As the project has evolved, it has expanded across boroughs and introduced new structures like the six‑monthly Physical Health Representatives to maintain momentum.

How are we measuring our progress?

Line chart showing data

 

Figure 3. Confidence in managing physical health emergencies

Our outcome measure (the measure directly related to our aim statement) focuses level of confidence around managing physical health emergencies. This is tracked by through a regular survey completed by our physical health reps, and is plotted on the run-chart above (Figure 3). We would like to increase this number to a score of 4 by August 2026.

Alongside this data, we also collect views of resident doctors. This gives us valuable insight into their experiences and has included the following –

“The inclusion of physical health teachings on Wednesday have increased the knowledge and improved communication and networking with the main hospital.”

“Knowing there is a PRU team I can speak to besides the med reg has been useful”.

“Very useful to see green emergency bag.

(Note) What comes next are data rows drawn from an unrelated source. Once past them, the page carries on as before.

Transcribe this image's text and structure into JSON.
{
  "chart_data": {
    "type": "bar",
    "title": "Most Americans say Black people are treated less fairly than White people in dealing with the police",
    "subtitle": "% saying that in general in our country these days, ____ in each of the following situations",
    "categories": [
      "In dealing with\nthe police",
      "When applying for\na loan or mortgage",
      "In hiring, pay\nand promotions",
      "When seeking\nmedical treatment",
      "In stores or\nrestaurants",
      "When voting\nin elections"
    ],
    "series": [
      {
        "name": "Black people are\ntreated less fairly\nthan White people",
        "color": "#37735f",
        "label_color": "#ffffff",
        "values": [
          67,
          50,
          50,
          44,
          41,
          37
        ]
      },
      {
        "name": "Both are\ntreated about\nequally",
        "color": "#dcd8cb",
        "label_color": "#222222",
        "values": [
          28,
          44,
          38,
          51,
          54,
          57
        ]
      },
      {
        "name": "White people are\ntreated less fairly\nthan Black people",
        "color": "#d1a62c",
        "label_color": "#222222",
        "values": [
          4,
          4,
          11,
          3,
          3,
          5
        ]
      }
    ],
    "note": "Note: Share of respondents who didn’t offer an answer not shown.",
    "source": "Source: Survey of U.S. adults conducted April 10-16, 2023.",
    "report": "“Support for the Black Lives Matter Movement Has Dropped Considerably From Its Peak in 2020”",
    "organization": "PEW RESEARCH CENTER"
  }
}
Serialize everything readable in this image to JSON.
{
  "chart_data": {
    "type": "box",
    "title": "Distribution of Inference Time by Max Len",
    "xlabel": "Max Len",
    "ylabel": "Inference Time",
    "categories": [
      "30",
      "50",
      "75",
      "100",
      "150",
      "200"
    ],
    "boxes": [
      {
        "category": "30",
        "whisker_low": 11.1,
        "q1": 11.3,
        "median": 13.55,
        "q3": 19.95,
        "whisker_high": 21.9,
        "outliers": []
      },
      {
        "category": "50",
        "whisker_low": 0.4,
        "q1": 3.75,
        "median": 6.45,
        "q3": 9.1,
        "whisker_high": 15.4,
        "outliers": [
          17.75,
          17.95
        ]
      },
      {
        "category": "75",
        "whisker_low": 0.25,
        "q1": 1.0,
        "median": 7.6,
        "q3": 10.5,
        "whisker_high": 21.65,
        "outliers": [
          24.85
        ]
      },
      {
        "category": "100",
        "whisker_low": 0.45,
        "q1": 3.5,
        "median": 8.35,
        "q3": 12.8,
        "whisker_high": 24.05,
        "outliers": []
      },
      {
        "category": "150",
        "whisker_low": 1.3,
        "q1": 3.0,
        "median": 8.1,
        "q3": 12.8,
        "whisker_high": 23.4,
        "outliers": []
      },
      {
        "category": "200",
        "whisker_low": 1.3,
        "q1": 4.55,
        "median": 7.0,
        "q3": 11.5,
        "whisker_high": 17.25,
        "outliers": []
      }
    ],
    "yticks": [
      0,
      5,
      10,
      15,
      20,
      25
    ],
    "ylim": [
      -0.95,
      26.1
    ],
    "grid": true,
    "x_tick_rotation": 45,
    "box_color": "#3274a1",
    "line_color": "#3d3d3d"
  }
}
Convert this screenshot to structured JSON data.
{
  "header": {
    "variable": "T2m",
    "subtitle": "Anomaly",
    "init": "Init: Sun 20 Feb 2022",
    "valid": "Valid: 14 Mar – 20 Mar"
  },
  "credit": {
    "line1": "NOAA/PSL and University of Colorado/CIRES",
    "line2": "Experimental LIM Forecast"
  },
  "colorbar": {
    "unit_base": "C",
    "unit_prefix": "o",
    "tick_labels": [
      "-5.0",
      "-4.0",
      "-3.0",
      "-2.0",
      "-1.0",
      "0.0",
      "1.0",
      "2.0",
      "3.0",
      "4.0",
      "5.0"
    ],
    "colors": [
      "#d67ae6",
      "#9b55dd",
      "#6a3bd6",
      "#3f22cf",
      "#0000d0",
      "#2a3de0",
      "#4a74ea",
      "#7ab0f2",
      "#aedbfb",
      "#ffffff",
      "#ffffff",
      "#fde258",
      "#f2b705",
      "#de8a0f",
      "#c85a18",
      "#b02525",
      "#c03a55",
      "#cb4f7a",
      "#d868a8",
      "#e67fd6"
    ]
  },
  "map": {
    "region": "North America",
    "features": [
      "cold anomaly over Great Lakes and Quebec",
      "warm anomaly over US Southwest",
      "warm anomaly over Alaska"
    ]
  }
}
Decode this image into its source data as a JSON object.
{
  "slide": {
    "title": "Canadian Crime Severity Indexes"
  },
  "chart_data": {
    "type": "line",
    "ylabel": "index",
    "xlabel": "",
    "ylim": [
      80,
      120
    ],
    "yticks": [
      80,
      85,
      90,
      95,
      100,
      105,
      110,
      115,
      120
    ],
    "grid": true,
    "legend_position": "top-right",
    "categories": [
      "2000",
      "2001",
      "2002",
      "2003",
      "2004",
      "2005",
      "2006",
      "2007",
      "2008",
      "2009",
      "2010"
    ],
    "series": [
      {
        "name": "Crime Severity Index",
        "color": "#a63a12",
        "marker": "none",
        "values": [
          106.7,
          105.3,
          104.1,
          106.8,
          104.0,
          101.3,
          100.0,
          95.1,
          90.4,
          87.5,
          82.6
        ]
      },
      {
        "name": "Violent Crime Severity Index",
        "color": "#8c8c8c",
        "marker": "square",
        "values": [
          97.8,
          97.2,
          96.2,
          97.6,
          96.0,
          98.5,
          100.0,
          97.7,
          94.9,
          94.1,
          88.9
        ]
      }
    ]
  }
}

Video introduction is a very good resource”.

Going forward

As we near the end of the Improvement Leaders Programme, we have seen the project develop into a trust-wide initiative, involving service users and colleagues from across services, overcoming numerous obstacles and managing a project alongside demanding workloads and responsibilities.

The team now looks toward sustaining progress, deepening cross‑team relationships, continuing the successful extension of the project in our sister-trust NELFT—building a more supportive and confident out‑of‑hours workforce for safer inpatient care.